Мужчина помчался вниз по склону, крича, размахивая руками и показывая на корабли. Однако турки уже двинулись вперед, и никто из них даже не оглянулся.

— Подать сигнал отойти назад? — предложил Кадем.

Но все они понимали, что уже слишком поздно. И молча наблюдали за происходящим. Первый корабль внезапно испустил облако порохового дыма. Он слегка покачнулся от отдачи черных длинноствольных пушек, потом встал на место, но его корпус почти скрылся за клубами дыма, над которым возвышались только мачты. Грохот залпа долетел до их ушей через несколько секунд, потом раскатился среди далеких холмов, рождая эхо.

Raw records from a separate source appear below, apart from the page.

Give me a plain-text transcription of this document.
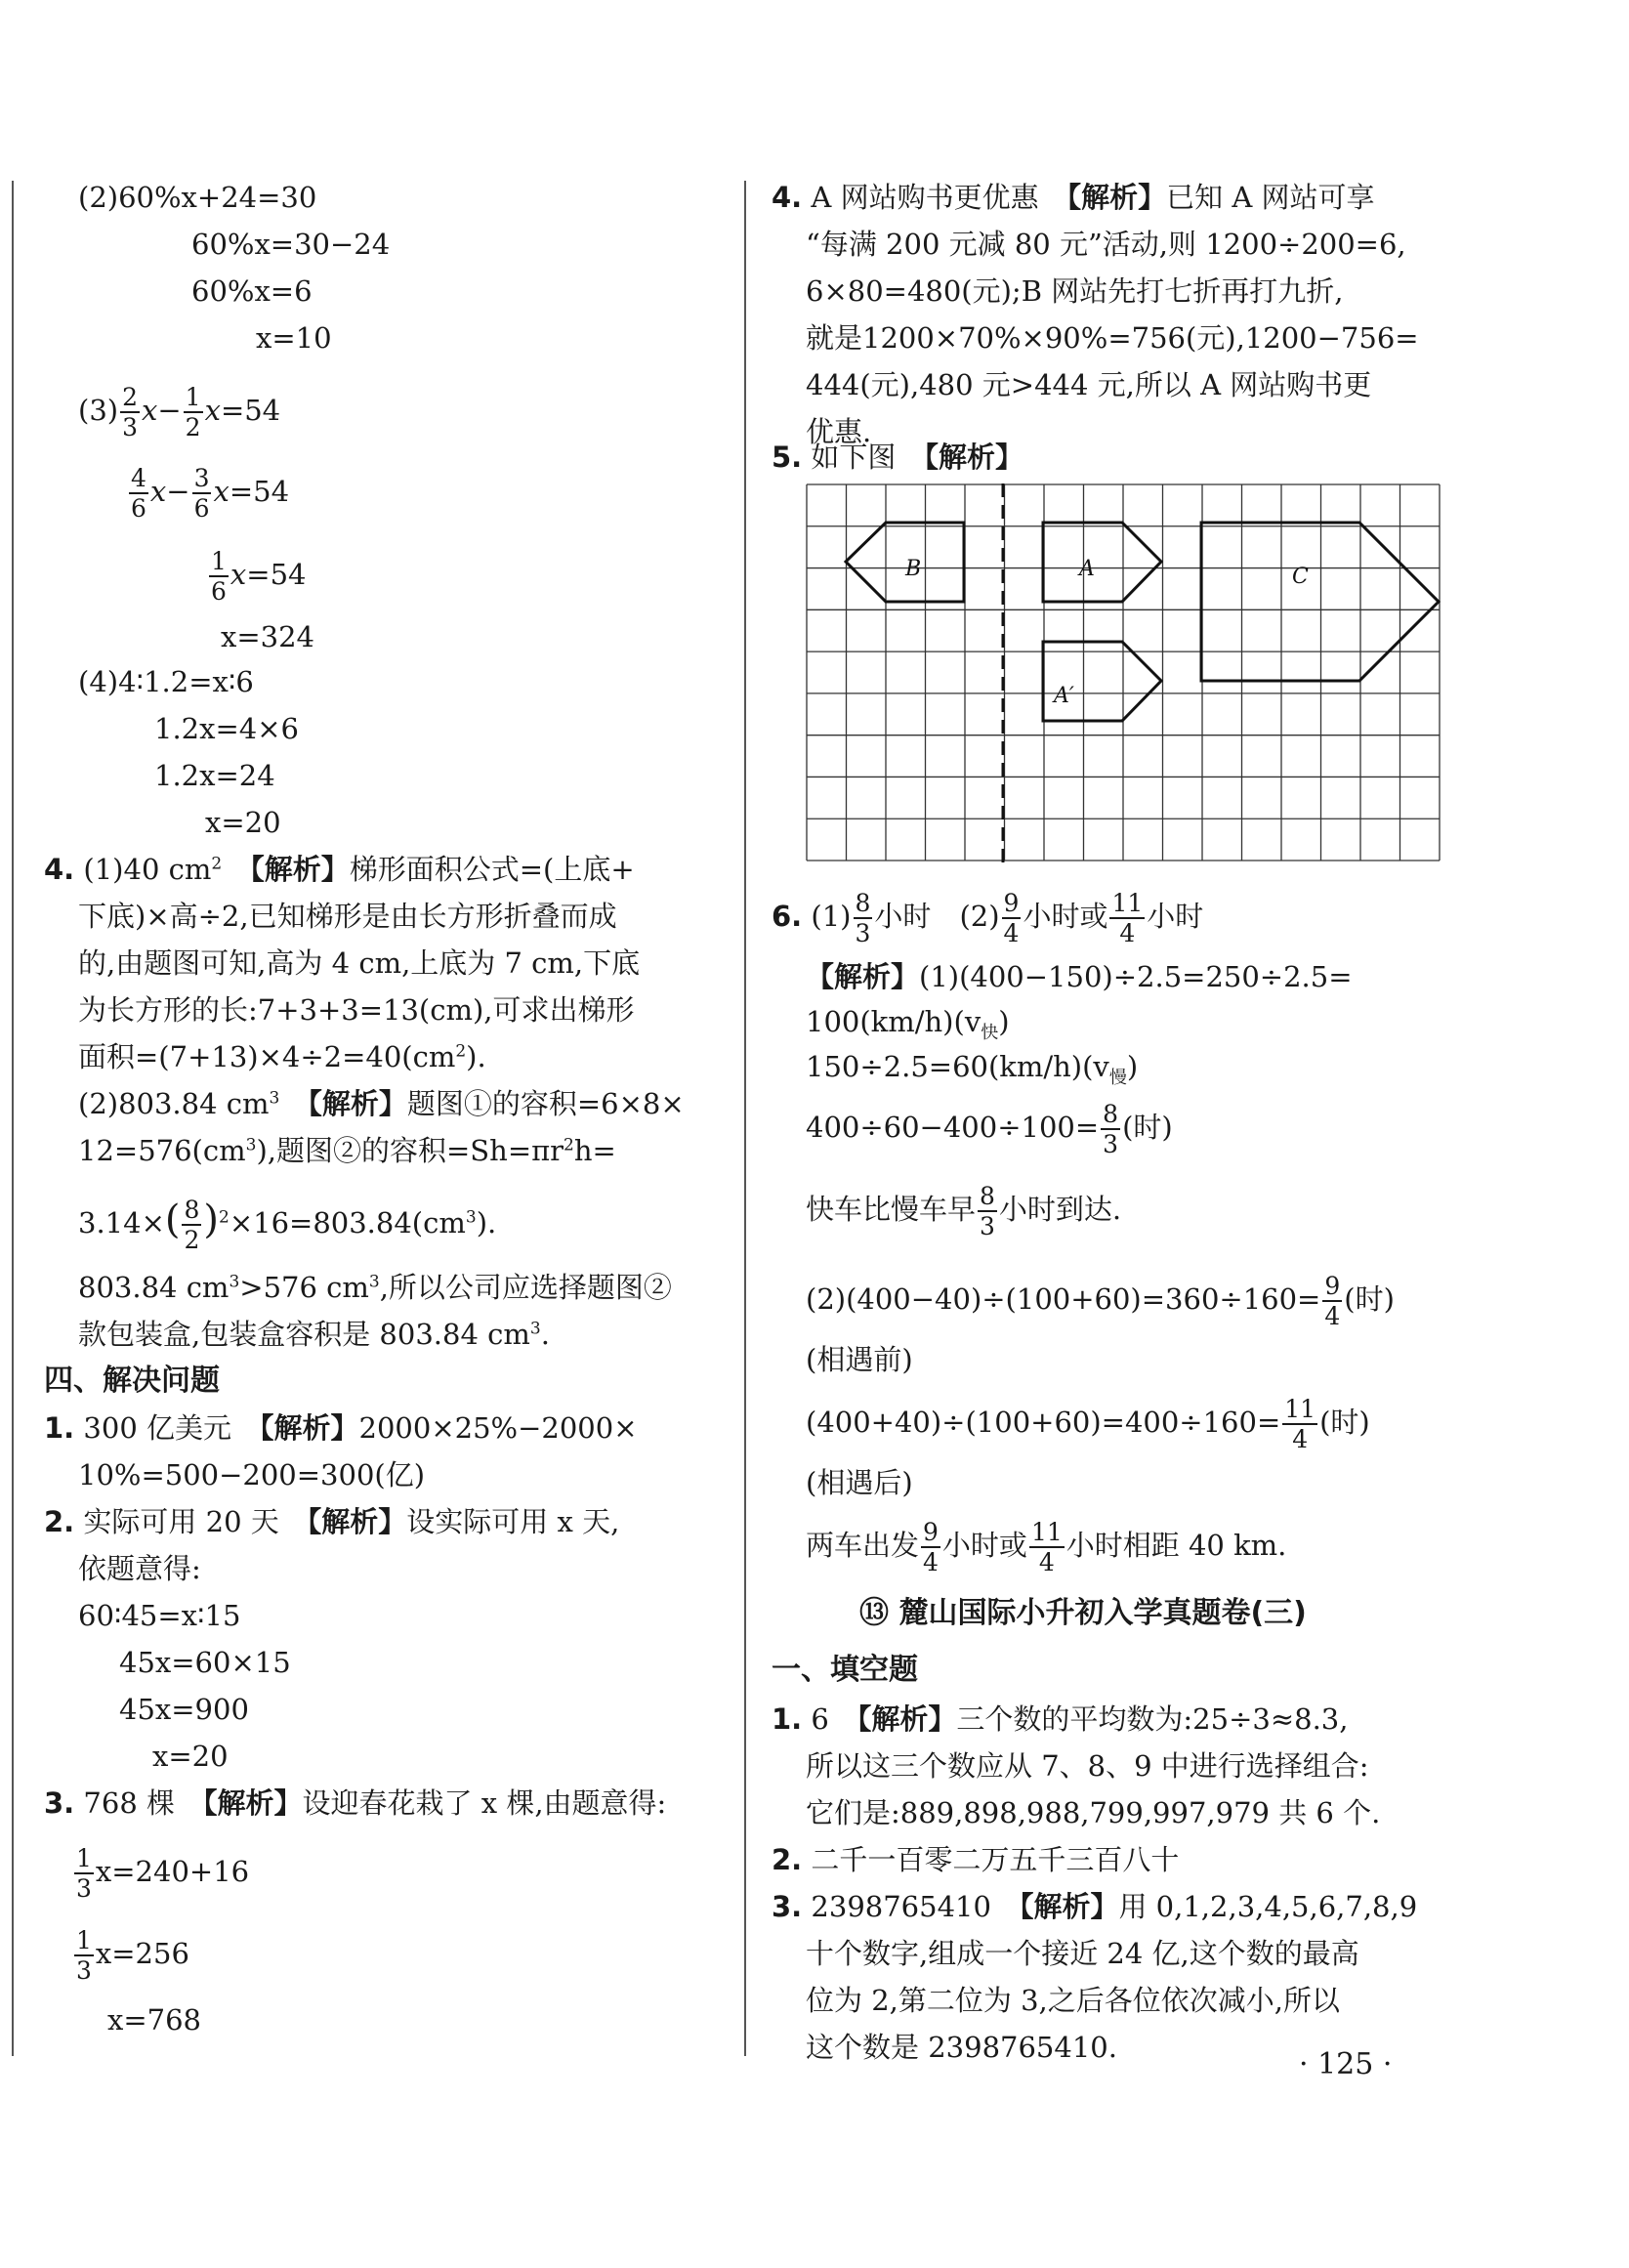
(2)60%x+24=30
60%x=30−24
60%x=6
x=10
$(3) \frac{2}{3} x- \frac{1}{2} x=54$
$\frac{4}{6} x- \frac{3}{6} x=54$
$\frac{1}{6} x=54$
x=324
(4)4∶1.2=x∶6
1.2x=4×6
1.2x=24
x=20
4. (1)40 $cm^2$　 【解析】梯形面积公式=(上底+
下底)×高÷2,已知梯形是由长方形折叠而成
的,由题图可知,高为 4 cm,上底为 7 cm,下底
为长方形的长:7+3+3=13(cm),可求出梯形
面积$=(7+13)\times 4\div 2=40(cm^2)$.
(2)803.84 $cm^3$　 【解析】题图①的容积=6×8×
$12=576(cm^3)$,题图②的容积$=Sh=\pi r^2h=$
$3.14\times( \frac{8}{2} )^2\times 16=803.84(cm^3)$.
803.84 $cm^3>576$ $cm^3$,所以公司应选择题图②
款包装盒,包装盒容积是 803.84 $cm^3$.
四、解决问题
1. 300 亿美元　 【解析】2000×25%−2000×
10%=500−200=300(亿)
2. 实际可用 20 天　 【解析】设实际可用 x 天,
依题意得:
60∶45=x∶15
45x=60×15
45x=900
x=20
3. 768 棵　 【解析】设迎春花栽了 x 棵,由题意得:
$\frac{1}{3} x=240+16$
$\frac{1}{3} x=256$
x=768
4. A 网站购书更优惠　 【解析】已知 A 网站可享
“每满 200 元减 80 元”活动,则 1200÷200=6,
6×80=480(元);B 网站先打七折再打九折,
就是1200×70%×90%=756(元),1200−756=
444(元),480 元>444 元,所以 A 网站购书更
优惠.
5. 如下图　 【解析】
B	A	C
A′
6. $(1) \frac{8}{3}$ 小时　 $(2) \frac{9}{4}$ 小时或 $\frac{11}{4}$ 小时
【解析】(1)(400−150)÷2.5=250÷2.5=
$100(km/h)(v_快)$
$150\div 2.5=60(km/h)(v_慢)$
$400\div 60-400\div 100= \frac{8}{3}$ (时)
快车比慢车早 $\frac{8}{3}$ 小时到达.
$(2)(400-40)\div(100+60)=360\div 160= \frac{9}{4}$ (时)
(相遇前)
$(400+40)\div(100+60)=400\div 160= \frac{11}{4}$ (时)
(相遇后)
两车出发 $\frac{9}{4}$ 小时或 $\frac{11}{4}$ 小时相距 40 km.
⑬ 麓山国际小升初入学真题卷(三)
一、填空题
1. 6　 【解析】三个数的平均数为:25÷3≈8.3,
所以这三个数应从 7、8、9 中进行选择组合:
它们是:889,898,988,799,997,979 共 6 个.
2. 二千一百零二万五千三百八十
3. 2398765410　 【解析】用 0,1,2,3,4,5,6,7,8,9
十个数字,组成一个接近 24 亿,这个数的最高
位为 2,第二位为 3,之后各位依次减小,所以
这个数是 2398765410.	· 125 ·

Наблюдатели на холме снова повернули подзорные трубы к равнине. Воцарившийся там хаос потряс даже этих закаленных солдат, привыкших к резне на полях сражений. Картечь разлетелась так, что каждый выстрел сразил турок на двадцать шагов в ширину. Как будто коса прошлась по полю зрелой пшеницы.

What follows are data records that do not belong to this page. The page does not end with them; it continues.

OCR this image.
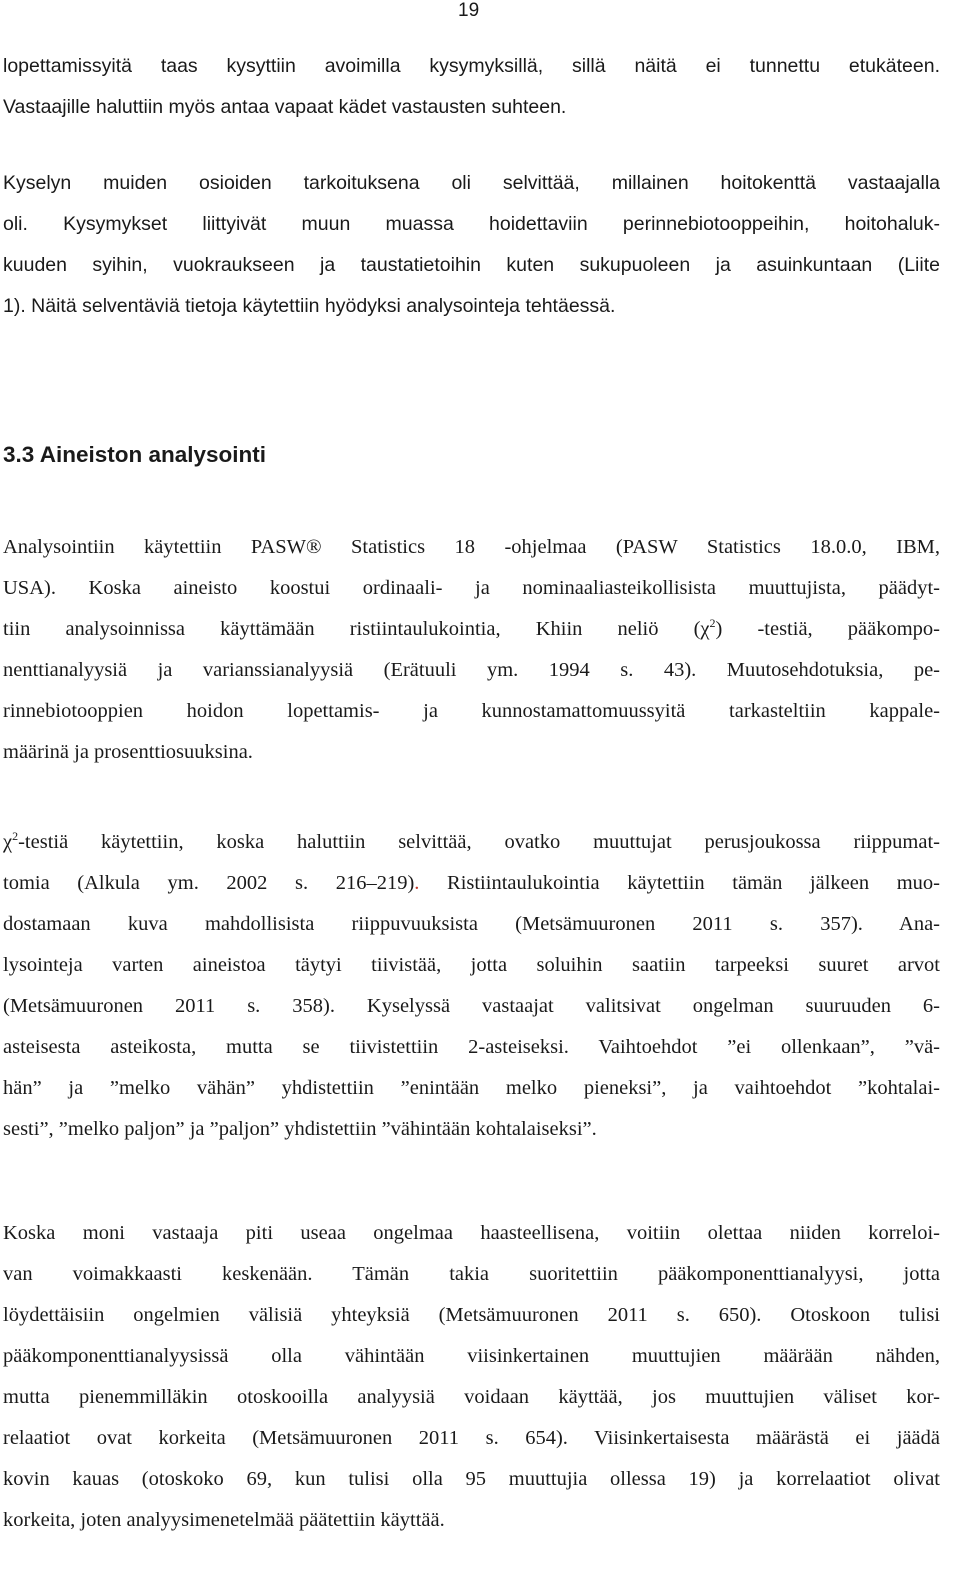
19
lopettamissyitä taas kysyttiin avoimilla kysymyksillä, sillä näitä ei tunnettu etukäteen.
Vastaajille haluttiin myös antaa vapaat kädet vastausten suhteen.
Kyselyn muiden osioiden tarkoituksena oli selvittää, millainen hoitokenttä vastaajalla
oli. Kysymykset liittyivät muun muassa hoidettaviin perinnebiotooppeihin, hoitohaluk-
kuuden syihin, vuokraukseen ja taustatietoihin kuten sukupuoleen ja asuinkuntaan (Liite
1). Näitä selventäviä tietoja käytettiin hyödyksi analysointeja tehtäessä.
3.3 Aineiston analysointi
Analysointiin käytettiin PASW® Statistics 18 -ohjelmaa (PASW Statistics 18.0.0, IBM,
USA). Koska aineisto koostui ordinaali- ja nominaaliasteikollisista muuttujista, päädyt-
tiin analysoinnissa käyttämään ristiintaulukointia, Khiin neliö $(\chi^2)$ -testiä, pääkompo-
nenttianalyysiä ja varianssianalyysiä (Erätuuli ym. 1994 s. 43). Muutosehdotuksia, pe-
rinnebiotooppien hoidon lopettamis- ja kunnostamattomuussyitä tarkasteltiin kappale-
määrinä ja prosenttiosuuksina.
$\chi^2$-testiä käytettiin, koska haluttiin selvittää, ovatko muuttujat perusjoukossa riippumat-
tomia (Alkula ym. 2002 s. 216–219). Ristiintaulukointia käytettiin tämän jälkeen muo-
dostamaan kuva mahdollisista riippuvuuksista (Metsämuuronen 2011 s. 357). Ana-
lysointeja varten aineistoa täytyi tiivistää, jotta soluihin saatiin tarpeeksi suuret arvot
(Metsämuuronen 2011 s. 358). Kyselyssä vastaajat valitsivat ongelman suuruuden 6-
asteisesta asteikosta, mutta se tiivistettiin 2-asteiseksi. Vaihtoehdot ”ei ollenkaan”, ”vä-
hän” ja ”melko vähän” yhdistettiin ”enintään melko pieneksi”, ja vaihtoehdot ”kohtalai-
sesti”, ”melko paljon” ja ”paljon” yhdistettiin ”vähintään kohtalaiseksi”.
Koska moni vastaaja piti useaa ongelmaa haasteellisena, voitiin olettaa niiden korreloi-
van voimakkaasti keskenään. Tämän takia suoritettiin pääkomponenttianalyysi, jotta
löydettäisiin ongelmien välisiä yhteyksiä (Metsämuuronen 2011 s. 650). Otoskoon tulisi
pääkomponenttianalyysissä olla vähintään viisinkertainen muuttujien määrään nähden,
mutta pienemmilläkin otoskooilla analyysiä voidaan käyttää, jos muuttujien väliset kor-
relaatiot ovat korkeita (Metsämuuronen 2011 s. 654). Viisinkertaisesta määrästä ei jäädä
kovin kauas (otoskoko 69, kun tulisi olla 95 muuttujia ollessa 19) ja korrelaatiot olivat
korkeita, joten analyysimenetelmää päätettiin käyttää.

Никто не остался стоять на ногах на пути заряда. Кольчуги и бронзовые наплечники защитили турок не лучше, чем хрупкий пергаментный лист. Несколько бородатых голов, еще в шлемах, взлетели высоко в воздух. Тела с оторванными руками и ногами повалились друг на друга. Крики умирающих и раненых отчетливо донеслись до стоящих на холме.

«Эльф» развернулся и ушел в открытую воду залива. Его место спокойно заняла «Месть». Уцелевшие на берегу стояли в полном ошеломлении, неспособные оценить масштабы катастрофы, пронесшейся по их рядам. Когда «Месть» направила на них свои пушки, стоны раненых заглушил отчаянный вой живых. Лишь у немногих хватило рассудка на то, чтобы распластаться на земле. Другие просто бросили штурмовые лестницы и, повернувшись к угрозе спиной, бросились бежать.

«Месть» дала залп из орудий одного борта. Он опустошил поле. Корабль развернулся и пошел следом за «Эльфом».

«Эльф» закончил разворот против ветра и снова вышел на позицию, чтобы нацелить на бежавших турок орудия левого борта. А на правом борту тем временем команда перезаряжала пушки картечью, артиллеристы готовились взяться за дело.